Néanmoins, Mme Fréchette a obtenu l’appui de plusieurs ministres en poste et de membres du caucus, tandis que M. Drainville a reçu moins d’appuis de haut niveau, un déséquilibre qui influence la dynamique de leurs campagnes respectives. Mme Fréchette s’est largement positionnée dans la continuité du gouvernement Legault, une posture somme toute prévisible étant donné que plusieurs de ses appuis sont étroitement liés aux politiques et aux orientations actuelles du gouvernement.
M. Drainville, pour sa part, a adopté un ton plus combatif, se présentant comme le candidat du changement. Sa plateforme reflète une orientation plus clairement de centre droite : élargissement du rôle du secteur privé en santé, redressement des finances publiques, réduction de ce qu’il qualifie d’étapes administratives environnementales inutiles et allègement de la bureaucratie. Il s’agit d’un positionnement idéologique plus affirmé, mais qui comporte aussi son lot de risques, comme le reflète l’opinion publique.

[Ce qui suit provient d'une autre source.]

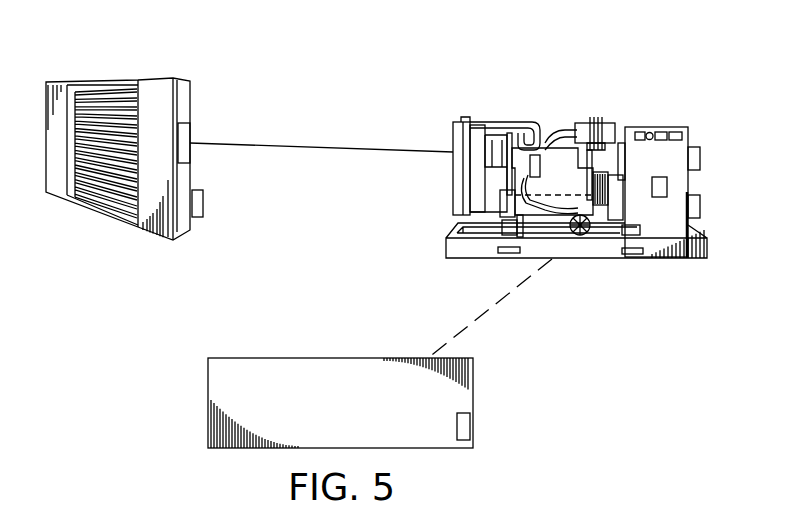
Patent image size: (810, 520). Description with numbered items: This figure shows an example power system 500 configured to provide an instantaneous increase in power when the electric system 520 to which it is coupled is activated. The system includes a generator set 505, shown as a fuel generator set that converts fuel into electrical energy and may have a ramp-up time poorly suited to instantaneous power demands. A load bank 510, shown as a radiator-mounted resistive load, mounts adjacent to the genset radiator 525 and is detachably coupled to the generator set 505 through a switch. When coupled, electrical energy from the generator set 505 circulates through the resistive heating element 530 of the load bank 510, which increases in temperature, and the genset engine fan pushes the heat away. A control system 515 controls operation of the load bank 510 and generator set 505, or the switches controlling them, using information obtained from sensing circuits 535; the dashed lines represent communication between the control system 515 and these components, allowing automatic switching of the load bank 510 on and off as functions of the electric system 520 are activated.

The power system 500 is at (560, 71).
The generator set 505 is at (679, 112).
The load bank 510 is at (84, 61).
The control system 515 is at (702, 157).
The electric system 520 is at (362, 418).
The genset radiator 525 is at (452, 183).
The resistive heating element 530 is at (102, 197).
The sensing circuits 535 is at (203, 203).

Les sondages montrent de façon constante que les Québécois ont peu d’appétit pour Bernard Drainville comme premier ministre et que son niveau de popularité personnelle demeure faible. À l’inverse, les enquêtes indiquent que Christine Fréchette performerait mieux dans un scénario d’élection générale, malgré sa faible notoriété. Autrement dit, les électeurs la connaissent moins, mais semblent plus ouverts à son égard qu’envers son adversaire.
Le troisième lien : une ligne de fracture déterminante
La course à la chefferie a été dominée par un enjeu à la fois familier et polarisant : le projet de troisième lien autoroutier entre Québec et Lévis. Bernard Drainville, député de Lévis, a appuyé sans équivoque le projet, même si sa portée demeure floue et que ses coûts anticipés continuent de susciter des inquiétudes. Christine Fréchette a plutôt adopté une approche prudente, affirmant vouloir prendre le temps de consulter et de réfléchir avant de se prononcer clairement.
Les hésitations de Mme Fréchette ont amené le ministre des Transports, Jonatan Julien, à repousser la présentation d’un tracé révisé, invoquant l’absence de consensus entre les candidats à la chefferie — une décision qui a accentué les tensions. M. Drainville a accusé Mme Fréchette d’indécision, soutenant qu’après trois ans autour de la table du Conseil des ministres, elle devrait déjà avoir une position ferme. Peu après, François Legault est intervenu publiquement pour affirmer que tous les députés de la CAQ appuyaient le troisième lien, malgré ses déclarations antérieures selon lesquelles il resterait à l’écart de la course pour lui succéder.
Il y a quelque chose de presque surréaliste à voir la CAQ continuer de se déchirer autour d’un projet qui constitue depuis longtemps un boulet politique et un facteur de l’érosion de son appui populaire. Alors que les opposants peinent à justifier les coûts du troisième lien, ses partisans demeurent frustrés par la décision antérieure, puis renversée, du gouvernement de l’abandonner.
Le 12 avril, les membres de la CAQ choisiront un nouveau chef, mais la véritable question dépasse largement le résultat du vote interne. Les divisions du parti, amplifiées par le débat sur le troisième lien, révèlent un gouvernement qui peine à définir son identité dans l’après-Legault, à un moment où les électeurs recherchent clarté et stabilité. Que la victoire revienne à Christine Fréchette ou à Bernard Drainville, le défi sera de convaincre les Québécois que la CAQ propose encore une vision cohérente pour l’avenir du Québec.